The Perth-based company and its joint venture partners are scheduled to make a final investment decision on the key offshore floating LNG growth project in Western Australia in the second half of 2016.
Woodside chief executive Peter Coleman last month hinted at further delays to the Browse project, saying the company had not made firm sales of gas which are important to fund the project.
He said the Browse joint venture partners will have to form a “collective view” about pricing forecasts after cost reductions had been offset by lower forward price estimates.
Woodside shelved its plans for a costly $45 billion onshore gas plant development near Broome almost three years ago in favour of pursuing a more economical floating LNG option.
But pricing and costs have changed dramatically since then, opening up the possibility that piping gas onshore could again become viable.
Fat Prophets analyst David Lennox said the company’s proposed floating LNG project was probably at a break-even point at current prices, but now was not a good time to negotiate gas sales following steep oil price falls.
“It’s become a long-running saga,” Mr Lennox said.

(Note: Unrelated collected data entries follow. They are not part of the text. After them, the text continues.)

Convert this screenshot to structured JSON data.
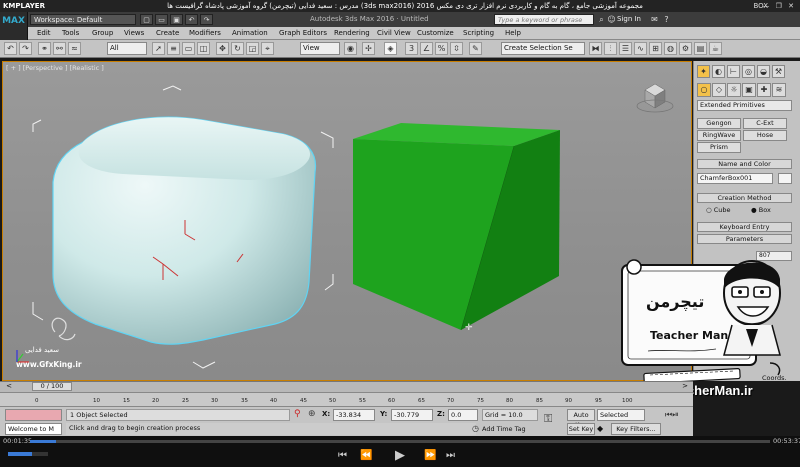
{
  "player": {
    "logo": "KMPLAYER",
    "title": "مجموعه آموزشی جامع ، گام به گام و کاربردی نرم افزار تری دی مکس 2016 (3ds max2016) مدرس : سعید فدایی (تیچرمن) گروه آموزشی پادشاه گرافیست ها",
    "box_label": "BOX",
    "window_controls": "— ❐ ✕",
    "time_elapsed": "00:01:35",
    "time_total": "00:53:37",
    "progress_fraction": 0.035,
    "controls": [
      "⏮",
      "⏪",
      "▶",
      "⏩",
      "⏭"
    ]
  },
  "max_title": {
    "logo": "MAX",
    "workspace": "Workspace: Default",
    "document": "Autodesk 3ds Max 2016 · Untitled",
    "search_placeholder": "Type a keyword or phrase",
    "sign_in": "Sign In"
  },
  "menu": [
    "Edit",
    "Tools",
    "Group",
    "Views",
    "Create",
    "Modifiers",
    "Animation",
    "Graph Editors",
    "Rendering",
    "Civil View",
    "Customize",
    "Scripting",
    "Help"
  ],
  "toolbar": {
    "selection_filter": "All",
    "ref_coord": "View",
    "named_selection": "Create Selection Se"
  },
  "viewport": {
    "label": "[ + ] [Perspective ] [Realistic ]",
    "watermark_name": "سعید فدایی",
    "watermark_site": "www.GfxKing.ir"
  },
  "command_panel": {
    "category": "Extended Primitives",
    "buttons": [
      "Gengon",
      "C-Ext",
      "RingWave",
      "Hose",
      "Prism"
    ],
    "name_color_title": "Name and Color",
    "object_name": "ChamferBox001",
    "creation_method_title": "Creation Method",
    "radio_cube": "Cube",
    "radio_box": "Box",
    "keyboard_entry_title": "Keyboard Entry",
    "parameters_title": "Parameters",
    "partial_value": "807",
    "coords_partial": "Coords."
  },
  "branding": {
    "url": "www.TeacherMan.ir",
    "name": "Teacher Man",
    "persian_name": "تیچرمن"
  },
  "timeline": {
    "frame_counter": "0 / 100",
    "ticks": [
      "0",
      "10",
      "15",
      "20",
      "25",
      "30",
      "35",
      "40",
      "45",
      "50",
      "55",
      "60",
      "65",
      "70",
      "75",
      "80",
      "85",
      "90",
      "95",
      "100"
    ]
  },
  "status": {
    "maxscript_text": "Welcome to M",
    "selection": "1 Object Selected",
    "prompt": "Click and drag to begin creation process",
    "x_label": "X:",
    "x_value": "-33.834",
    "y_label": "Y:",
    "y_value": "-30.779",
    "z_label": "Z:",
    "z_value": "0.0",
    "grid": "Grid = 10.0",
    "add_time_tag": "Add Time Tag",
    "auto_key": "Auto Key",
    "set_key": "Set Key",
    "selected_drop": "Selected",
    "key_filters": "Key Filters..."
  }
}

He expects Woodside to delay a final investment decision on Browse until oil prices recover and added that the company still had flexibility in how it extracts gas from the remote offshore gas field.
“Now, perhaps with piping becoming cheaper than it was four or five years ago, potentially they could switch,” Mr Lennox said.
“The company will continue to move the project along one step at a time until it can see a brighter horizon with commodity prices.”
Brent futures were trading at $US35.97 a barrel, up 2.48 per cent, from their previous close after Saudi Arabia said it would work with other oil producers to limit oil market volatility.
Meanwhile, former Shell Australia executive Ann Pickard has been appointed as a non-executive director of Woodside, fuelling speculation she could replace chairman Michael Chaney when he is expected to retire next year.
Shares in the company, which recently booked a $US26 million full year profit and slashed dividends, were 45 cents, or 1.8 per cent, higher at $25.50.